编辑:David Doermann(马里兰大学)
Karl Tombre(洛林大学)
前言
In the beginning, there was only OCR. After some false starts, OCR became a competitive commercial enterprise in the 1950’s. A decade later there were more than 50 manufacturers in the US alone. With the advent of microprocessors and inexpensive optical scanners, the price of OCR dropped from tens and hundreds of thousands of dollars to that of a bottle of wine. Software displaced the racks of electronics. By 1985 anybody could program and test their ideas on a PC, and then write a paper about it (and perhaps even patent it).
最初,只有OCR。在经历了一些错误的开始之后,OCR在20世纪50年代成为了一家有竞争力的商业企业。10年后,仅在美国就有50多家制造商。随着微处理器和廉价的光学扫描仪的出现,光学字符识别的价格从几万和几十万美元降到了一瓶酒的价格。软件取代了电子设备的机架。到1985年,任何人都可以在个人电脑上编程和测试他们的想法,然后写一篇关于它的论文(甚至可能申请专利)。
We know, however, very little about current commercial methods or in-house experimental results. Competitive industries have scarce motivation to publish (and their patents may only be part of their legal arsenal). The dearth of industrial authors in our publications is painfully obvious. Herbert Schantz’s book, The History of OCR, was an exception: he traced the growth of REI, which was one of the major success stories of the 1960’s and 1970’s. He also told the story, widely mirrored in sundry wikis and treatises on OCR, of the previous fifty years’ attempts to mechanize reading. Among other manufacturers of the period, IBM may have stood alone in publishing detailed (though often delayed) information about its products.

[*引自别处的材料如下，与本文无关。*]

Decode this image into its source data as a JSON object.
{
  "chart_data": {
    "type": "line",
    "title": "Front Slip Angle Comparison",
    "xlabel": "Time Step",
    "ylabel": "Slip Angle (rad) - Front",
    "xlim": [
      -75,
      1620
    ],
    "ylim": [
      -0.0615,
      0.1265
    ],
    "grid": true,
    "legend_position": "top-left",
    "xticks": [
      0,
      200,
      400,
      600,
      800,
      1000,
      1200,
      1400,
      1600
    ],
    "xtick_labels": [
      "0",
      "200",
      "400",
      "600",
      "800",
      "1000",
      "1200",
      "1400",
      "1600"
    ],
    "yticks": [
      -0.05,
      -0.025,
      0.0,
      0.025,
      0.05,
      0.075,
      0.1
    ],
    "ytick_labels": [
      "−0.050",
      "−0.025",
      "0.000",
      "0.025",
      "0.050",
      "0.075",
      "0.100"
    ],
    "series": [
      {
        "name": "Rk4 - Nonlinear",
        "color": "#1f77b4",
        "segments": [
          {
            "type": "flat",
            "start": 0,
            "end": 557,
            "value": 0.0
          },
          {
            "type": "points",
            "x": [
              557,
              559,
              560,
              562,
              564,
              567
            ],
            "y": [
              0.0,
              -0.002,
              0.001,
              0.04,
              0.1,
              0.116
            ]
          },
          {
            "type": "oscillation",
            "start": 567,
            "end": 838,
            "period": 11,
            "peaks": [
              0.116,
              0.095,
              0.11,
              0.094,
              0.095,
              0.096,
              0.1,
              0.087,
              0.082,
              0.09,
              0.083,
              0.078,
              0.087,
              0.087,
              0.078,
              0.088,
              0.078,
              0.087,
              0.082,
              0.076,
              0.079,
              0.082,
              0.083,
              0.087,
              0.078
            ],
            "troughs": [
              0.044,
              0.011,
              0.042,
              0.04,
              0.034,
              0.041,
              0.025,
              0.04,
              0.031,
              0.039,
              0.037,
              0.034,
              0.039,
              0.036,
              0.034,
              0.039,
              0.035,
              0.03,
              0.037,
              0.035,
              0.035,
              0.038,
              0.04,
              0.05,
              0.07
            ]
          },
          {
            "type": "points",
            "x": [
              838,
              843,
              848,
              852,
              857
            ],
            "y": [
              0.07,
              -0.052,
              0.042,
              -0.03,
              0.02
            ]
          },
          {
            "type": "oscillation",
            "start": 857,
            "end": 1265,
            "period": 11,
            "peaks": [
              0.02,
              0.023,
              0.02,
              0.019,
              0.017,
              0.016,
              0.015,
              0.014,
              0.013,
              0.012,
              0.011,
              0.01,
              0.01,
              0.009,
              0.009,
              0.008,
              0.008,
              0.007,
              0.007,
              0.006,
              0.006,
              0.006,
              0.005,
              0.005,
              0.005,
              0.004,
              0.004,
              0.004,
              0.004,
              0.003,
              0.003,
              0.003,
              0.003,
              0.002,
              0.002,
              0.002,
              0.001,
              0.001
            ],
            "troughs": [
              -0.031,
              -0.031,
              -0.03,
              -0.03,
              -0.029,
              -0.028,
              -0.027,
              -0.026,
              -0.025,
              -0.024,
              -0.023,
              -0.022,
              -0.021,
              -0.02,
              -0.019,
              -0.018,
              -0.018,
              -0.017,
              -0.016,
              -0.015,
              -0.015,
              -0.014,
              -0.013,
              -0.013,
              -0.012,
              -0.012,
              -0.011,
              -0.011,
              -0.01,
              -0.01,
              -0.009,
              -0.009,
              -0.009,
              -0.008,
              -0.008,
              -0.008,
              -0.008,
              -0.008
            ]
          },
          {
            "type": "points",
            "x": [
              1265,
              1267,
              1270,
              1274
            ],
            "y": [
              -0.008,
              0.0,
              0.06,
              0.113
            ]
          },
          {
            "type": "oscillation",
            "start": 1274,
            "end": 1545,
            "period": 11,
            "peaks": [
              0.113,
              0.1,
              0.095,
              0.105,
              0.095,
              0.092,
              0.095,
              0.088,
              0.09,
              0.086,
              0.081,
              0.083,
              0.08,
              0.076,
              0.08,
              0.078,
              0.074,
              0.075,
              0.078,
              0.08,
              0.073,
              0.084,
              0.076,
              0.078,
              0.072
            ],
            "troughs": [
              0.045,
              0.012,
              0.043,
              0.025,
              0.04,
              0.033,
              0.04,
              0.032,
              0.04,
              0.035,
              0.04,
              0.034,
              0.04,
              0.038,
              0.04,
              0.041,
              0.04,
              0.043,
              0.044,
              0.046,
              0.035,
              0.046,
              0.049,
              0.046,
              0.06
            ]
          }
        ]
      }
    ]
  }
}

然而,我们对目前的商业方法或内部实验结果知之甚少。竞争性行业很少有出版的动机(它们的专利可能只是其法律武器库的一部分)。我们的出版物中缺乏工业作者是显而易见的。赫伯特·桑茨的书《OCR的历史》是一个例外:他追溯了REI的成长,REI是60年代和70年代的主要成功案例之一。他还讲述了过去50年中各种各样的wiki和OCR论文中广泛反映的试图机械化阅读的故事。在这一时期的其他制造商中,IBM可能单独发布了有关其产品的详细信息(尽管常常被延迟)。

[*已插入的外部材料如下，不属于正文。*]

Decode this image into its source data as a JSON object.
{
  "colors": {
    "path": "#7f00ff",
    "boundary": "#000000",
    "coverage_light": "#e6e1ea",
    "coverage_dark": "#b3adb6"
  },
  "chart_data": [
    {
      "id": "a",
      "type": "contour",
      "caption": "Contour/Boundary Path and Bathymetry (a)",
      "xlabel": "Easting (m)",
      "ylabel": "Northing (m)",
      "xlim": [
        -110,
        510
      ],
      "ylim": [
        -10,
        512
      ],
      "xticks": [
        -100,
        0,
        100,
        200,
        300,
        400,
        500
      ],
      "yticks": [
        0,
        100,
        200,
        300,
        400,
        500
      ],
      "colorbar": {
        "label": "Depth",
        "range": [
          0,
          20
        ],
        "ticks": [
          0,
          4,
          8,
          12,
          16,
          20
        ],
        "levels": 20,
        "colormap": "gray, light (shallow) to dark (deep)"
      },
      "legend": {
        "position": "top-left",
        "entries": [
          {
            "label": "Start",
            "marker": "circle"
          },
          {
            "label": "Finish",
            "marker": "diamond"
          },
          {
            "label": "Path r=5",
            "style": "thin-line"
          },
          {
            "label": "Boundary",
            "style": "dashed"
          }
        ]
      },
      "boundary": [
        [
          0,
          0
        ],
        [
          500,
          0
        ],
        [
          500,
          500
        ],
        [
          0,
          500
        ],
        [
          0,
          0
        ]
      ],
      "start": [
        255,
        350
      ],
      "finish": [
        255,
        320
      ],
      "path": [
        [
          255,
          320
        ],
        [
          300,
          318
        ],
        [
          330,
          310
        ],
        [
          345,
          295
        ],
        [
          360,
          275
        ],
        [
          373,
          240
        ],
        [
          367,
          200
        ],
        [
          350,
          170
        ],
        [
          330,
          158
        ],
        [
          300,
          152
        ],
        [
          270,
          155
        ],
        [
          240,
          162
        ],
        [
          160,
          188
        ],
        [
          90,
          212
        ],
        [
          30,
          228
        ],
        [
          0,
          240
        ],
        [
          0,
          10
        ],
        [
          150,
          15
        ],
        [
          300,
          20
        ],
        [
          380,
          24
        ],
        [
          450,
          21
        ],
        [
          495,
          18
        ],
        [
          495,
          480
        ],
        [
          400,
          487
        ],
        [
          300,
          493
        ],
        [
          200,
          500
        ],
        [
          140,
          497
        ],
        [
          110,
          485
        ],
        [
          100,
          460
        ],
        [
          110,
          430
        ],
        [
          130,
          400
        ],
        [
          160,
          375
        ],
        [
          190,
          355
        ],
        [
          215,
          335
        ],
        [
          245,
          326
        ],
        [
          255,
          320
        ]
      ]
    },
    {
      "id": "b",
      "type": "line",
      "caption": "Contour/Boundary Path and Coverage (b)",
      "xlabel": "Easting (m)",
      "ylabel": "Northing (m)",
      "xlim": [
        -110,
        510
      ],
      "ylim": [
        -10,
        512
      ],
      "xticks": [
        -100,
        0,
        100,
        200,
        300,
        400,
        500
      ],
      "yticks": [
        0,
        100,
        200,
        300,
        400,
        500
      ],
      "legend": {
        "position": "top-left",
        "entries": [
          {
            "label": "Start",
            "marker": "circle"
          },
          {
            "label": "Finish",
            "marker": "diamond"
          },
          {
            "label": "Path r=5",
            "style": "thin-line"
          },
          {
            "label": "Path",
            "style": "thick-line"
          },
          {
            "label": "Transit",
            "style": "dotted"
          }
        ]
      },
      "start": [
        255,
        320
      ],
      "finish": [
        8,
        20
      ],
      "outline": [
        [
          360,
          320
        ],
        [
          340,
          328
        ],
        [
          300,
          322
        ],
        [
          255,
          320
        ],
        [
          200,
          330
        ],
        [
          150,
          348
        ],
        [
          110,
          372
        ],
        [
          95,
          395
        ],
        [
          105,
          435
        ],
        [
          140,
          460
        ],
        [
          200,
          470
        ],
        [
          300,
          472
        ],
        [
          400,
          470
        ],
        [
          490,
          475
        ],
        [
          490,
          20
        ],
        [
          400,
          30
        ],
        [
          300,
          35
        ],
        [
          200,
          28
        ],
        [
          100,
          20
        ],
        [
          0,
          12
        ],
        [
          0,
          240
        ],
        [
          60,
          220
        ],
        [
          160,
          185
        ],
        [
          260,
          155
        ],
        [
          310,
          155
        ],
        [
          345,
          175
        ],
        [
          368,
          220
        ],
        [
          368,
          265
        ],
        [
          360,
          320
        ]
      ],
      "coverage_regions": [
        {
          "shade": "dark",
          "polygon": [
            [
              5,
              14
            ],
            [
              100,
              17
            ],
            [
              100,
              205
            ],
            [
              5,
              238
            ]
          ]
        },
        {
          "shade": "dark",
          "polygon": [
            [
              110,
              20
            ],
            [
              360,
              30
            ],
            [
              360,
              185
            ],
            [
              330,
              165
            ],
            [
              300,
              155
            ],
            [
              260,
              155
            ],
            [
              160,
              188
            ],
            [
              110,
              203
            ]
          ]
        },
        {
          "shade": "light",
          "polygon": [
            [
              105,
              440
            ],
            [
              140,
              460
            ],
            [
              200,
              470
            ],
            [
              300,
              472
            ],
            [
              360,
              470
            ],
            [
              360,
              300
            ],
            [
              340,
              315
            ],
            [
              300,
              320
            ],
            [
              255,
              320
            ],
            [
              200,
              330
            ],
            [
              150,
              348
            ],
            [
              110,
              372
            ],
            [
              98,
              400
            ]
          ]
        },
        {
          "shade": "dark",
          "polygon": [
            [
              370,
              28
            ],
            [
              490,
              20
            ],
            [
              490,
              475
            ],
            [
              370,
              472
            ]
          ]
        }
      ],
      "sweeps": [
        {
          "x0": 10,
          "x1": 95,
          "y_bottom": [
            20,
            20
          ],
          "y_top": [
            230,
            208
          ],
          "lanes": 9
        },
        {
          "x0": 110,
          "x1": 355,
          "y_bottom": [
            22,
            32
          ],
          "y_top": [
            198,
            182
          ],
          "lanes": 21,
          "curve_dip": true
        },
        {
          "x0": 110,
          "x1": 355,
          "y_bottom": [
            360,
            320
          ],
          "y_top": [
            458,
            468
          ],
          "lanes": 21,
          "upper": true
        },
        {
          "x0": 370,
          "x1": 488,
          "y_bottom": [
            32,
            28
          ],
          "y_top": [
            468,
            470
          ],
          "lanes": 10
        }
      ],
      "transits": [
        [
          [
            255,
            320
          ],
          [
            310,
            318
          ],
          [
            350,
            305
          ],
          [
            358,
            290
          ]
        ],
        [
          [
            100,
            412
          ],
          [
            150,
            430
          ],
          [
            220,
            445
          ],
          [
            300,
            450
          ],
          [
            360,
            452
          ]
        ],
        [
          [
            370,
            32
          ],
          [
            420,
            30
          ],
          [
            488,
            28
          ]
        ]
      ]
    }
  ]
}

Of the 4000-8000 articles published since 1900 on character recognition (my estimate), at most a few hundred really bear on OCR (construed as machinery - now software - that converts visible language to a searchable digital format). The rest treat character recognition as a prototypical classification problem. It is, of course, researchers’ universal familiarity with at least some script that turned character recognition into the pre-eminent vehicle for demonstrating and illustrating new ideas in pattern recognition. Even though some of us cannot tell an azalea from a begonia, a sharp sign from a clef, a loop from a tented arch, an erythrocyte from a leukocyte, or an alluvium from an anticline, all of us know how to read.
在1900年以来出版的4000-8000篇关于字符识别(我估计)的文章中,最多有几百篇真正与OCR有关(被理解为将可视语言转换为可搜索数字格式的机器——现在是软件)。其余的将字符识别作为一个典型的分类问题。当然,正是由于研究人员对至少一些脚本的普遍熟悉,才使得字符识别成为展示和说明模式识别新思想的杰出工具。尽管我们中的一些人不能分辨杜鹃花和海棠,不能分辨裂缝的尖锐迹象,也不能分辨帐篷拱的环,不能分辨白细胞的红细胞,也不能分辨背斜的冲积层,但我们都知道如何阅读。
Until about 30 years ago, OCR meant recognizing mono-spaced OCR fonts and typewritten scripts one character at a time – eventually at the rate of several thousand characters per second. Word recognition followed for reading difficult-to-segment typeset matter. The value of language models more elaborate than letter n-gram frequencies and lexicons without word frequencies gradually became clear. Because more than half of the world population is polyglot, OCR too became multilingual (as Henry Baird predicted that it must). This triggered a movement to post all the cultural relics of the past on the Web. Much of the material awaiting conversion,ancient and modern, stretches the limits of human readability. Like humans, OCR must take full advantage of syntax, style, context, and semantics.
直到大约30年前,OCR还意味着一次只识别一个字符的单间距OCR字体和打字脚本,最终达到每秒几千个字符的速度。阅读困难的排版材料时采用的单词识别法。语言模型的价值比字母N-gram频率和没有词频率的词典更为精细。因为世界上一半以上的人口是多语种的,OCR也变成了多语种的(正如Henry Baird所预测的那样)。这引发了一场在网络上发布所有过去文物的运动。许多等待转换的材料,无论是古代还是现代,都超出了人类可读性的极限。与人类一样,OCR必须充分利用语法、样式、上下文和语义。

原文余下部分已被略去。